SAP / kafka-connect-sap

Kafka Connect SAP is a set of connectors, using the Apache Kafka Connect framework for reliably connecting Kafka with SAP systems
Apache License 2.0
122 stars 56 forks source link

Increment mode is not working properly for large string incremental columns #138

Closed nithins1989 closed 1 year ago

nithins1989 commented 1 year ago

Hi, I am using below connector :

curl -i -X PUT http://localhost:8083/connectors/sap_inv_avro_inc_source_04/config \ -H "Content-Type: application/json" \ -d '{ "connector.class": "com.sap.kafka.connect.source.hana.HANASourceConnector", "key.converter": "org.apache.kafka.connect.storage.StringConverter", "value.converter": "io.confluent.connect.avro.AvroConverter", "key.converter.schema.registry.url" : "http://schema-registry:8081", "value.converter.schema.registry.url" : "http://schema-registry:8081", "value.converter.schemas.enable": true, "topics": "inventoryavroinc04", "quickstart": "inventoryavroinc04", "iterations": 10000000, "tasks.max": "1", "connection.url": "jdbc:sap://host:30015", "connection.user": "", "connection.password": "", "inventoryavroinc04.table.name": "\"SAPABAP1\".\"ZEUODFIVSSTRV4\"", "mode": "incrementing", "inventoryavroinc04.incrementing.column.name": "CONCATKEY", "db.timezone": "Europe/Paris", "batch.max.rows" : "100000", "transforms":"copyFieldToKey,extractKeyFromStruct", "transforms.copyFieldToKey.type":"org.apache.kafka.connect.transforms.ValueToKey", "transforms.copyFieldToKey.fields":"CONCATKEY", "transforms.extractKeyFromStruct.type":"org.apache.kafka.connect.transforms.ExtractField$Key", "transforms.extractKeyFromStruct.field":"CONCATKEY", "errors.log.enable": "true", "errors.log.include.messages": "true" }'

    My incremental column is of example : CONCATKEY : 20220822162214000000000XW0XW0059510000100000871925753986800THAS0600000

And the total number of rows in the source CDS view are 42 million. When loading to Kafka, around 50k messages are lost or duplicated.

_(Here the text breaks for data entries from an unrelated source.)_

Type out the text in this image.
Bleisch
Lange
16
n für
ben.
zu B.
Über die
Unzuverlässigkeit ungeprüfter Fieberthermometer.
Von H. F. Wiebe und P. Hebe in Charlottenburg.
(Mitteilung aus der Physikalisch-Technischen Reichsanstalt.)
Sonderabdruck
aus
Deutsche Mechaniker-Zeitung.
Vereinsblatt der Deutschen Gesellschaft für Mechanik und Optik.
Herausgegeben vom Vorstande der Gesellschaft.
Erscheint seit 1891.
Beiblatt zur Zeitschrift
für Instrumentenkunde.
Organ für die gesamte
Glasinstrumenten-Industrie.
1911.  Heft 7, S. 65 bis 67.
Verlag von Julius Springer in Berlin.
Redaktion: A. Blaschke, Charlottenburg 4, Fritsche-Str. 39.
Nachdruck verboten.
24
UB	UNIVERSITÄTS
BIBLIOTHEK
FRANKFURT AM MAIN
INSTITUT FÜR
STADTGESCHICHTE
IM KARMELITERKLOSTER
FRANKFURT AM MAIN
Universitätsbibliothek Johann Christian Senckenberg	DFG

Any idea how this can be mitigated ?

Thanks, Nithin

elakito commented 1 year ago

There are a couple of open tickets complaining about the incremental mode. Unfortunately, it is very difficult to identify the cause. Can you repeat the ingestion with the same data? From your description, you are getting the different records lost or duplicated each time? And you observe no error? Thanks.

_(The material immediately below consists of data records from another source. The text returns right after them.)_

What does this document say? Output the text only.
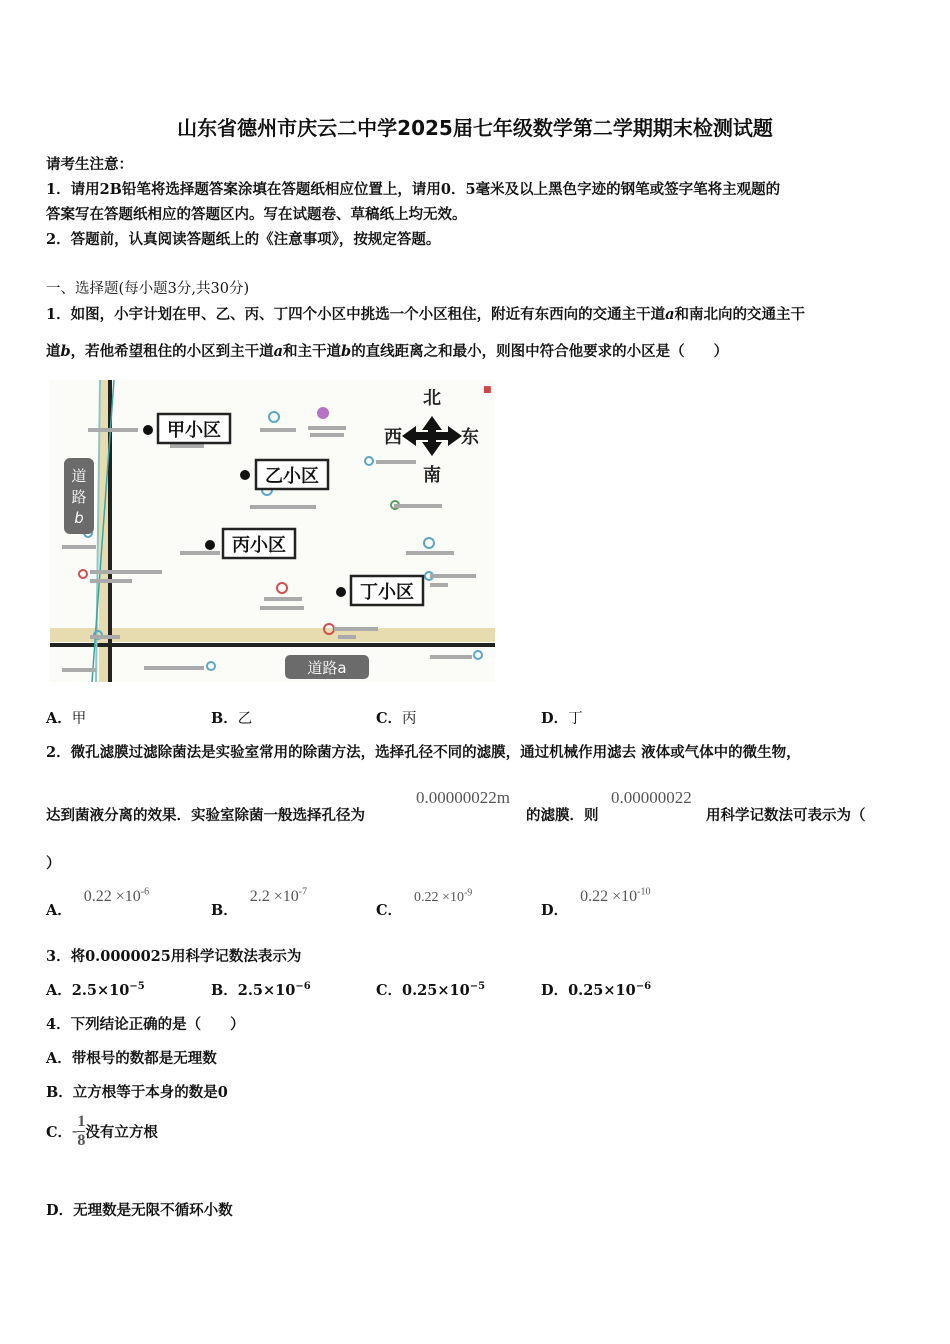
山东省德州市庆云二中学2025届七年级数学第二学期期末检测试题
请考生注意：
1．请用2B铅笔将选择题答案涂填在答题纸相应位置上，请用0．5毫米及以上黑色字迹的钢笔或签字笔将主观题的
答案写在答题纸相应的答题区内。写在试题卷、草稿纸上均无效。
2．答题前，认真阅读答题纸上的《注意事项》，按规定答题。
一、选择题(每小题3分,共30分)
1．如图，小宇计划在甲、乙、丙、丁四个小区中挑选一个小区租住，附近有东西向的交通主干道a和南北向的交通主干
道b，若他希望租住的小区到主干道a和主干道b的直线距离之和最小，则图中符合他要求的小区是（　　）
■
北
南
西	东
甲小区
乙小区
丙小区
丁小区
道
路
b
道路a
A．甲	B．乙	C．丙	D．丁
2．微孔滤膜过滤除菌法是实验室常用的除菌方法，选择孔径不同的滤膜，通过机械作用滤去 液体或气体中的微生物，
达到菌液分离的效果．实验室除菌一般选择孔径为
0.00000022m
的滤膜．则
0.00000022
用科学记数法可表示为（
）
A．$0.22 \times 10^{-6}$
B．$2.2 \times 10^{-7}$
C．$0.22 \times 10^{-9}$
D．$0.22 \times 10^{-10}$
3．将0.0000025用科学记数法表示为
A．$2.5\times 10^{-5}$	B．$2.5\times 10^{-6}$	C．$0.25\times 10^{-5}$	D．$0.25\times 10^{-6}$
4．下列结论正确的是（　　）
A．带根号的数都是无理数
B．立方根等于本身的数是0
C．- $\frac{1}{8}$ 没有立方根
D．无理数是无限不循环小数
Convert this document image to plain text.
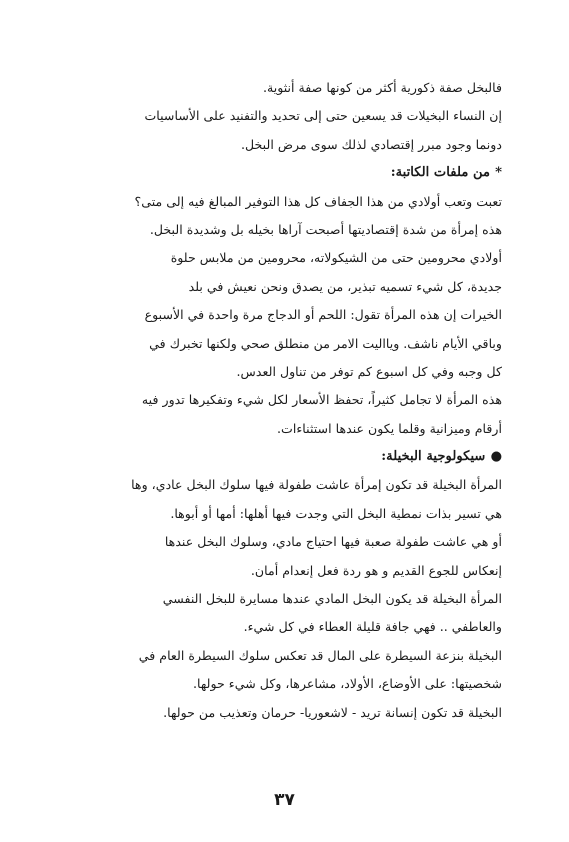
فالبخل صفة ذكورية أكثر من كونها صفة أنثوية.
إن النساء البخيلات قد يسعين حتى إلى تحديد والتفنيد على الأساسيات
دونما وجود مبرر إقتصادي لذلك سوى مرض البخل.
*من ملفات الكاتبة:
تعبت وتعب أولادي من هذا الجفاف كل هذا التوفير المبالغ فيه إلى متى؟
هذه إمرأة من شدة إقتصاديتها أصبحت آراها بخيله بل وشديدة البخل.
أولادي محرومين حتى من الشيكولاته، محرومين من ملابس حلوة
جديدة، كل شيء تسميه تبذير، من يصدق ونحن نعيش في بلد
الخيرات إن هذه المرأة تقول: اللحم أو الدجاج مرة واحدة في الأسبوع
وباقي الأيام ناشف. ويااليت الامر من منطلق صحي ولكنها تخبرك في
كل وجبه وفي كل اسبوع كم توفر من تناول العدس.
هذه المرأة لا تجامل كثيراً، تحفظ الأسعار لكل شيء وتفكيرها تدور فيه
أرقام وميزانية وقلما يكون عندها استثناءات.
●سيكولوجية البخيلة:
المرأة البخيلة قد تكون إمرأة عاشت طفولة فيها سلوك البخل عادي، وها
هي تسير بذات نمطية البخل التي وجدت فيها أهلها: أمها أو أبوها.
أو هي عاشت طفولة صعبة فيها احتياج مادي، وسلوك البخل عندها
إنعكاس للجوع القديم و هو ردة فعل إنعدام أمان.
المرأة البخيلة قد يكون البخل المادي عندها مسايرة للبخل النفسي
والعاطفي .. فهي جافة قليلة العطاء في كل شيء.
البخيلة بنزعة السيطرة على المال قد تعكس سلوك السيطرة العام في
شخصيتها: على الأوضاع، الأولاد، مشاعرها، وكل شيء حولها.
البخيلة قد تكون إنسانة تريد - لاشعوريا- حرمان وتعذيب من حولها.
٣٧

nithins1989 commented 1 year ago

We were able to identify the root cause.

We are using CDS snapshot views as the source and Incremental mode was using LIMIT and OFFSET SQL to read the data. As Snapshots were not returning data in the same order always, results from LIMIT and OFFSET SQL were having duplicates and missing data.